Dunne adds that “relaxing the body helps create the conditions for the mind to meditate. We don’t have to be in an ashram in India to do it. We can do it discreetly at work". 

So sit down with a pen and paper and find places in your work schedule to insert breaks of as little as 60 seconds to devote to mindfulness. You’re more likely to do it if you write it down.

During those 60 seconds, you can practise what Farnan calls “two feet, one breath”. This involves placing both feet on the ground and taking one slow conscious breath in and another out. “This brings you out of your head and into your body,” she says.

Or you can practise the “4-6 vagus nerve breath”, which involves inhaling through the nose for a count of four and exhaling slowly through the mouth for a count of six.

“The longer exhale activates the vagus nerve, easing the nervous system out of fight or flight and into calm,” says O’Kelly. “It’s a breath everyone can take at their desks, between meetings, or even before or after difficult conversations.”

The body scan is another option. Dunne describes this as systematically bringing awareness to and noticing the sensations in different parts of the body, “from the tips of the toes to the top of the head”.
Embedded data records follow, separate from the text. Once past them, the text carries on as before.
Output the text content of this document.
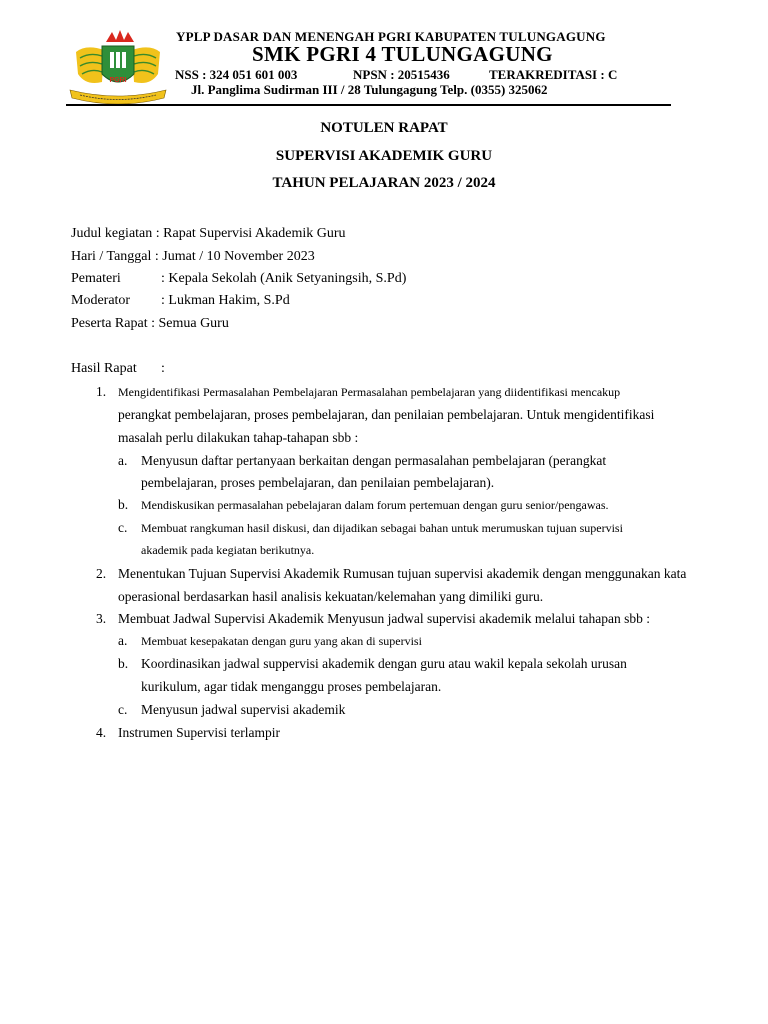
PGRI
YPLP DASAR DAN MENENGAH PGRI KABUPATEN TULUNGAGUNG
SMK PGRI 4 TULUNGAGUNG
NSS : 324 051 601 003	NPSN : 20515436	TERAKREDITASI : C
Jl. Panglima Sudirman III / 28 Tulungagung Telp. (0355) 325062
NOTULEN RAPAT
SUPERVISI AKADEMIK GURU
TAHUN PELAJARAN 2023 / 2024
Judul kegiatan : Rapat Supervisi Akademik Guru
Hari / Tanggal : Jumat / 10 November 2023
Pemateri	: Kepala Sekolah (Anik Setyaningsih, S.Pd)
Moderator : Lukman Hakim, S.Pd
Peserta Rapat : Semua Guru
Hasil Rapat :
1. Mengidentifikasi Permasalahan Pembelajaran Permasalahan pembelajaran yang diidentifikasi mencakup
perangkat pembelajaran, proses pembelajaran, dan penilaian pembelajaran. Untuk mengidentifikasi
masalah perlu dilakukan tahap-tahapan sbb :
a. Menyusun daftar pertanyaan berkaitan dengan permasalahan pembelajaran (perangkat
pembelajaran, proses pembelajaran, dan penilaian pembelajaran).
b. Mendiskusikan permasalahan pebelajaran dalam forum pertemuan dengan guru senior/pengawas.
c. Membuat rangkuman hasil diskusi, dan dijadikan sebagai bahan untuk merumuskan tujuan supervisi
akademik pada kegiatan berikutnya.
2. Menentukan Tujuan Supervisi Akademik Rumusan tujuan supervisi akademik dengan menggunakan kata
operasional berdasarkan hasil analisis kekuatan/kelemahan yang dimiliki guru.
3. Membuat Jadwal Supervisi Akademik Menyusun jadwal supervisi akademik melalui tahapan sbb :
a. Membuat kesepakatan dengan guru yang akan di supervisi
b. Koordinasikan jadwal suppervisi akademik dengan guru atau wakil kepala sekolah urusan
kurikulum, agar tidak menganggu proses pembelajaran.
c. Menyusun jadwal supervisi akademik
4. Instrumen Supervisi terlampir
“If the focus on the breath doesn’t suit you, you may prefer a mantra,” he says. “You could chant something like ‘I am here now’ or direct your attention to a picture or candle flame, whatever helps you focus.”

He acknowledges that maintaining focus isn’t always easy, even for 60 seconds. “People often say that meditation and mindfulness aren’t for them because they can’t stop thinking,” he says. 
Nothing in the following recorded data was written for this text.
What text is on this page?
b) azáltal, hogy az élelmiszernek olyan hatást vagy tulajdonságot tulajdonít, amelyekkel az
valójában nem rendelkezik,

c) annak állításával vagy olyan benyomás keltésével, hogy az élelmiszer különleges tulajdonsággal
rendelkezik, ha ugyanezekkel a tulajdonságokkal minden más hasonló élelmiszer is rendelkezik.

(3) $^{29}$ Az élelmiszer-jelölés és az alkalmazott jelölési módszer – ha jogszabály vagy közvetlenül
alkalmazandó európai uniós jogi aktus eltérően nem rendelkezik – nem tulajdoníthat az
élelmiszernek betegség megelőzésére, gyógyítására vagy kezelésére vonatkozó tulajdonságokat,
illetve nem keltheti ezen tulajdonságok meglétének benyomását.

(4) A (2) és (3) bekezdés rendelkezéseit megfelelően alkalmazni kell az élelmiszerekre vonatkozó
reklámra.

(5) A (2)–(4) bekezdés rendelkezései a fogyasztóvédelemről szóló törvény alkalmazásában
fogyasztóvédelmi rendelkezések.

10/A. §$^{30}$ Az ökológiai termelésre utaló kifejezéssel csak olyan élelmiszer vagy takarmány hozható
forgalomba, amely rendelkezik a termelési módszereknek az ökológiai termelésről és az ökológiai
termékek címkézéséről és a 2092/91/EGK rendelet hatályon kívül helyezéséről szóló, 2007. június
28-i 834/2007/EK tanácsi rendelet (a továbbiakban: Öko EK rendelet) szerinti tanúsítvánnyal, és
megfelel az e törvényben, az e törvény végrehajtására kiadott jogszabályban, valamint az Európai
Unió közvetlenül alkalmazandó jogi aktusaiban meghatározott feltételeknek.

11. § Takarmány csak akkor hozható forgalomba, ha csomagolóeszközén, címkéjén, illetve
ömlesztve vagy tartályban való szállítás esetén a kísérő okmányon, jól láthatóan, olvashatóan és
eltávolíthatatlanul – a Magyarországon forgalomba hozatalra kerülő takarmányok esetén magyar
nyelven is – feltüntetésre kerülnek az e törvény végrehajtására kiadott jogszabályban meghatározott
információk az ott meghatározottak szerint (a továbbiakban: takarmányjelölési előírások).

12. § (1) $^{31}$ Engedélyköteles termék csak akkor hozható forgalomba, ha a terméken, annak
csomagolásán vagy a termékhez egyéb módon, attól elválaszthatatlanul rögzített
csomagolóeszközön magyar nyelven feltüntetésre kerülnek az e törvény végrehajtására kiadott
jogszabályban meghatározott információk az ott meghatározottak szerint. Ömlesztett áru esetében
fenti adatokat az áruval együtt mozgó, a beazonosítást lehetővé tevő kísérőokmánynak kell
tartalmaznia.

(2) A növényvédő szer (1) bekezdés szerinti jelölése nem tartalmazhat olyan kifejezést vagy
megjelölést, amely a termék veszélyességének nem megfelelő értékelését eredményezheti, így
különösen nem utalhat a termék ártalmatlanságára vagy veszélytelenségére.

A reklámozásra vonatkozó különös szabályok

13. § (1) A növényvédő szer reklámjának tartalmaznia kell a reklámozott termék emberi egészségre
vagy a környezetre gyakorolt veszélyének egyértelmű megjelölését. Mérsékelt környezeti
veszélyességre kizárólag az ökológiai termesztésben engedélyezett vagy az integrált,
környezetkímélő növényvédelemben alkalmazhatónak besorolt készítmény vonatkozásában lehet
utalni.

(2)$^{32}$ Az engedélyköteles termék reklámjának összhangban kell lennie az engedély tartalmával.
But it’s not about stopping thinking. It’s about accepting the thoughts that cross your mind. Whether it’s a worry, an itchy foot, or hunger, you acknowledge those thoughts and let them go. 
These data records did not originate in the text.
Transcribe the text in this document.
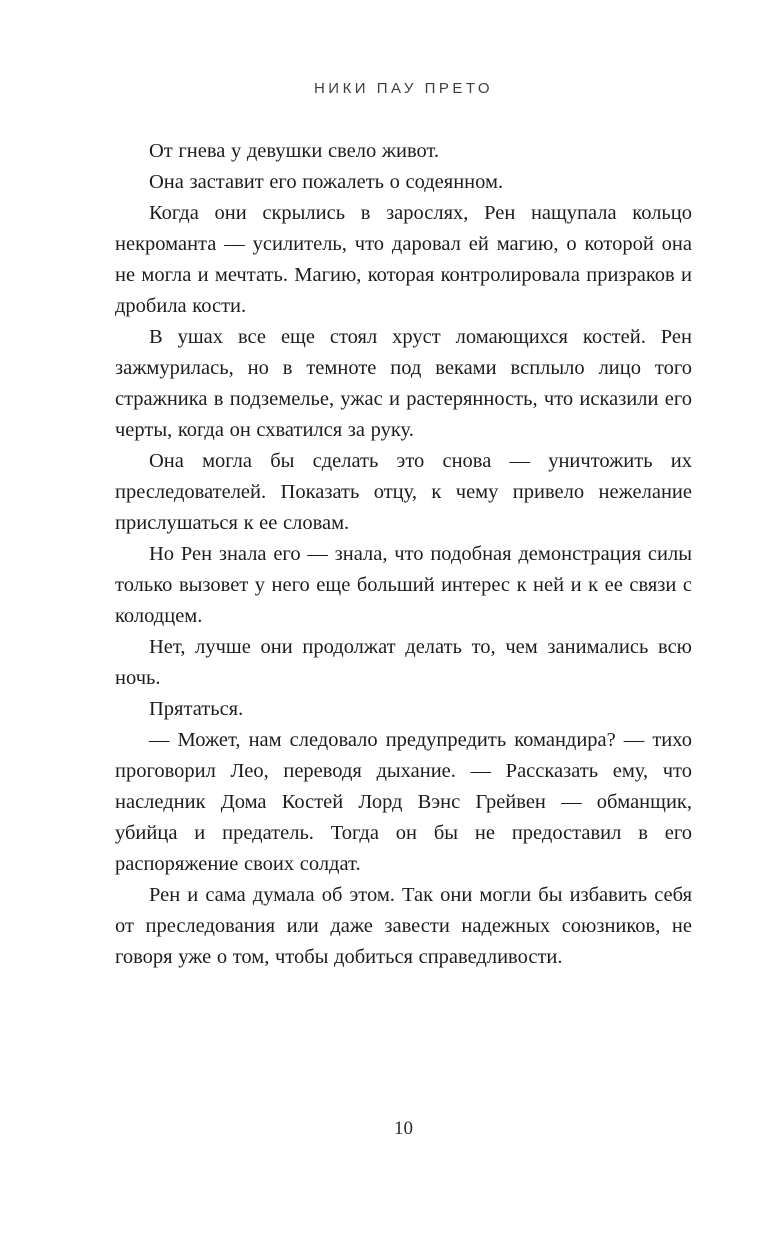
НИКИ ПАУ ПРЕТО

От гнева у девушки свело живот.

Она заставит его пожалеть о содеянном.

Когда они скрылись в зарослях, Рен нащупала кольцо некроманта — усилитель, что даровал ей магию, о которой она не могла и мечтать. Магию, которая контролировала призраков и дробила кости.

В ушах все еще стоял хруст ломающихся костей. Рен зажмурилась, но в темноте под веками всплыло лицо того стражника в подземелье, ужас и растерянность, что исказили его черты, когда он схватился за руку.

Она могла бы сделать это снова — уничтожить их преследователей. Показать отцу, к чему привело нежелание прислушаться к ее словам.

Но Рен знала его — знала, что подобная демонстрация силы только вызовет у него еще больший интерес к ней и к ее связи с колодцем.

Нет, лучше они продолжат делать то, чем занимались всю ночь.

Прятаться.

— Может, нам следовало предупредить командира? — тихо проговорил Лео, переводя дыхание. — Рассказать ему, что наследник Дома Костей Лорд Вэнс Грейвен — обманщик, убийца и предатель. Тогда он бы не предоставил в его распоряжение своих солдат.

Рен и сама думала об этом. Так они могли бы избавить себя от преследования или даже завести надежных союзников, не говоря уже о том, чтобы добиться справедливости.

10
"And remember, there is no such thing as good or bad meditation or mindfulness practice. It’s all just practice.

“So take those little micro moments during the day, whether it’s at your desk or in the loo. Over time, it will help clear your thinking process.”

Mindfulness and meditation may once have been considered ‘woo-woo’ in the workplace, but says O’Kelly, this is increasingly not the case.

“More and more people are realising that the times we think we can’t stop because we are so stressed are the times we will benefit most from pausing to reconnect to the present,” she says. “A mindfulness exercise can be quickly and discreetly done, and it can make all the difference to our working day.”